Big data needs big computing, and in 2013 IBM formed a separate business unit (IBM Watson Health) to focus on commercial opportunities in cancer for its Watson cognitive computing system, which combines natural language and learning capabilities. Watson's store of biomedical knowledge includes every abstract in the PubMed, the US National Cancer Institute's Drug Dictionary, the entire catalogue of somatic cancer mutations in the COSMIC (Catalogue of Somatic Mutations in Cancer) database, which is curated by the Wellcome Trust Sanger Institute, in Cambridge, UK, and data from many other sources.
Physicians at the Memorial Sloan Kettering Cancer Centre and at the MD Anderson Cancer Center are training Watson to become a clinical support tool, which entails presenting the computer with anonymized and hypothetical cases. But oncologists caution that Watson isn't ready for prime time yet. In particular, Watson's capacity for natural language processing remains a work in progress.
One of the major challenges facing cancer research is how to match patients with targeted drugs that act on rare mutations, because enrolling enough of these patients in clinical trials is not easy. But one group of hospitals has found a way to get round the problem.

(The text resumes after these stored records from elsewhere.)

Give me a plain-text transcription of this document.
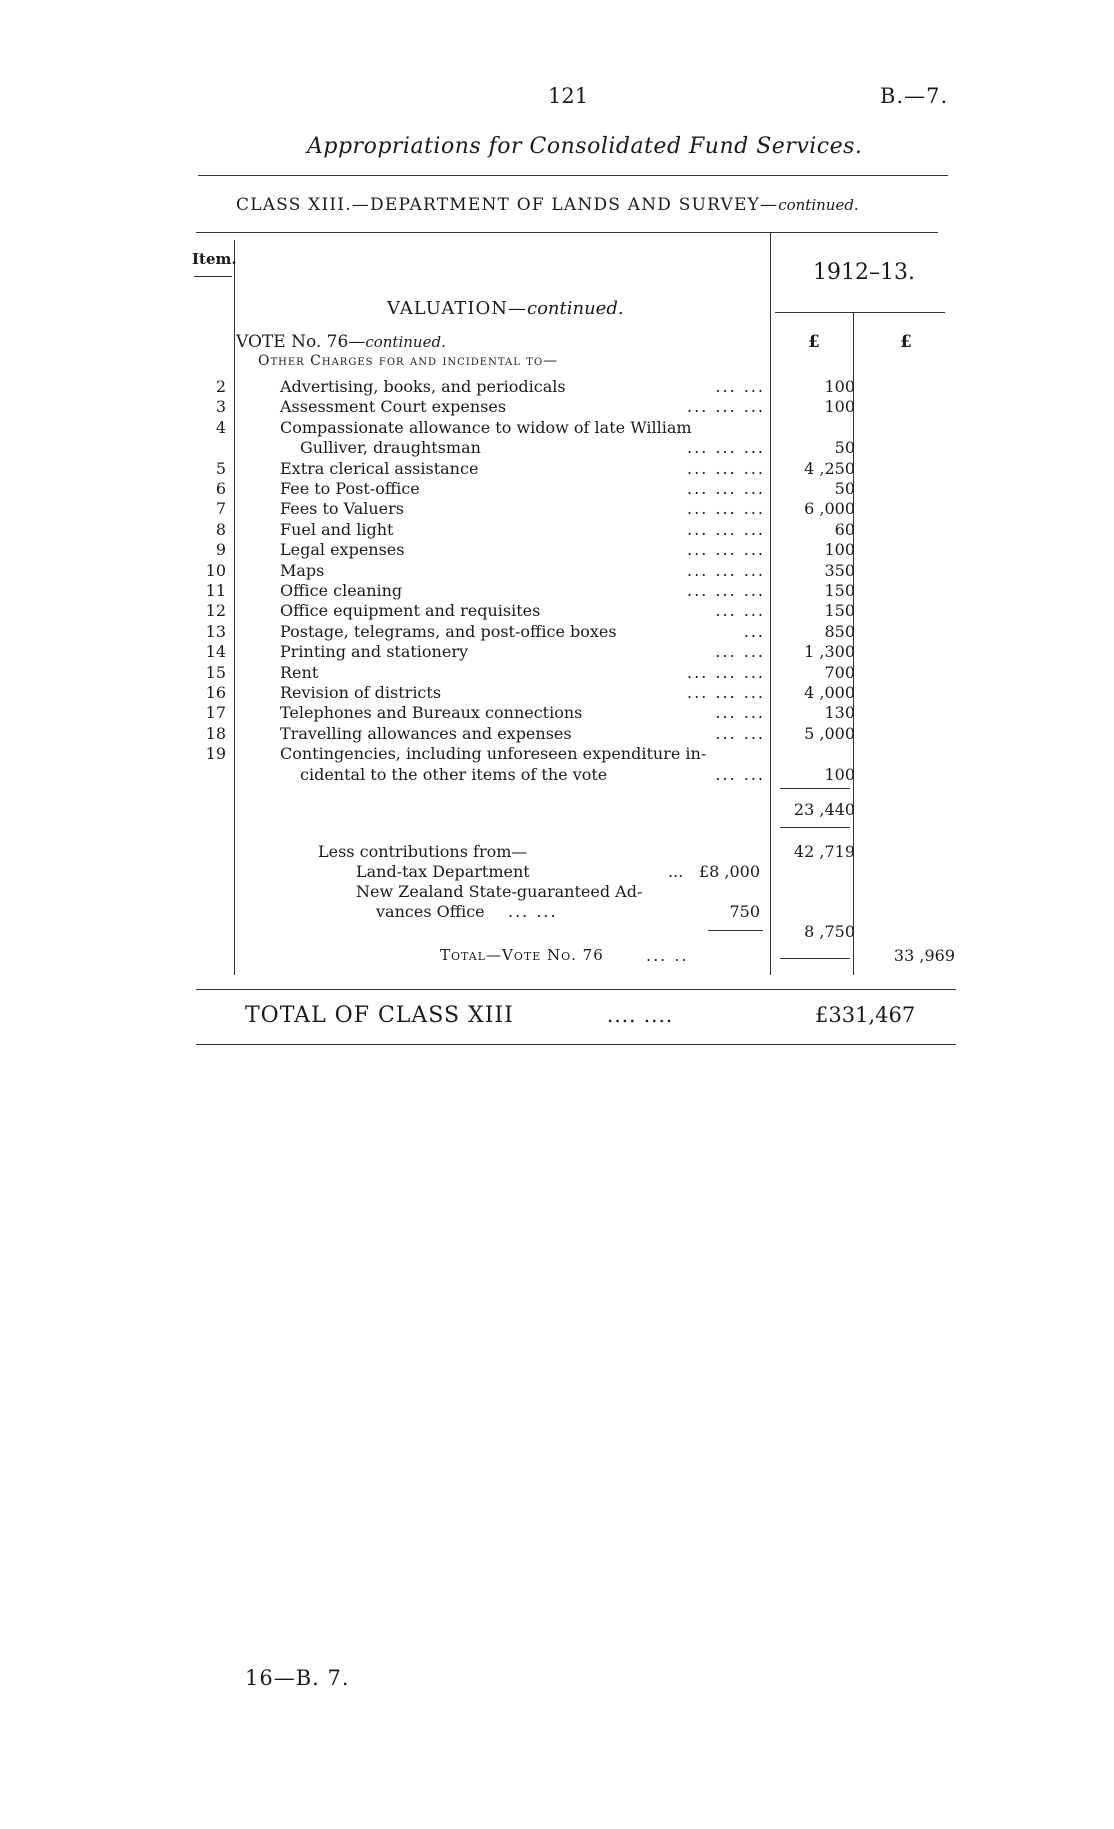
121	B.—7.
Appropriations for Consolidated Fund Services.
CLASS XIII.—DEPARTMENT OF LANDS AND SURVEY—continued.
Item.
1912–13.
VALUATION—continued.
VOTE No. 76—continued.	£	£
Other Charges for and incidental to—
2	Advertising, books, and periodicals	... ...	100
3	Assessment Court expenses	... ... ...	100
4	Compassionate allowance to widow of late William
Gulliver, draughtsman	... ... ...	50
5	Extra clerical assistance	... ... ...	4 ,250
6	Fee to Post-office	... ... ...	50
7	Fees to Valuers	... ... ...	6 ,000
8	Fuel and light	... ... ...	60
9	Legal expenses	... ... ...	100
10	Maps	... ... ...	350
11	Office cleaning	... ... ...	150
12	Office equipment and requisites	... ...	150
13	Postage, telegrams, and post-office boxes	...	850
14	Printing and stationery	... ...	1 ,300
15	Rent	... ... ...	700
16	Revision of districts	... ... ...	4 ,000
17	Telephones and Bureaux connections	... ...	130
18	Travelling allowances and expenses	... ...	5 ,000
19	Contingencies, including unforeseen expenditure in-
cidental to the other items of the vote	... ...	100
23 ,440
Less contributions from—	42 ,719
Land-tax Department	... £8 ,000
New Zealand State-guaranteed Ad-
vances Office ... ...	750
8 ,750
Total—Vote No. 76	... ..	33 ,969
TOTAL OF CLASS XIII	.... ....	£331,467
16—B. 7.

Launched in 2014 by the Moffitt Cancer Center, in Tampa, Florida, the Oncology Research Information Exchange Network (ORIEN) comprises nine academic cancer centers. Patients provide clinical data and tissue samples for analysis, and importantly agree to life-long follow-up, which allows patients to be recruited into new trials geared to their own genetic profile.
Moffitt developed the protocol in 2003 and created a company, M2Gen, to handle the analyses and tissue storage in 2006. The development of ORIEN gives this protocol a national reach in the US, with about 130,000 people enrolled so far. Member centers share clinical and molecular data, so they can collaborate on research questions.
Extracting clinical insights from big data, and using them to guide treatments, does not come cheaply. For example, Foundation Medicine charges nearly 6,000 USD to sequence and interpret the data from a single solid tumour, and more than 7,000 USD for haematological malignancy. However, the technologies tend to become cheaper from a year to year.
The cost of new anticancer drugs often have price tags of more than 100,000 USD per patient per year. Some countries may bargain far more aggressively with drug companies to bring down prices, or reject the drugs altogether on a cost basis, through agencies such as the UK National Institute for Health and Care Excellence.
Ideally, big money will buy big gains in personalised treatments and cures.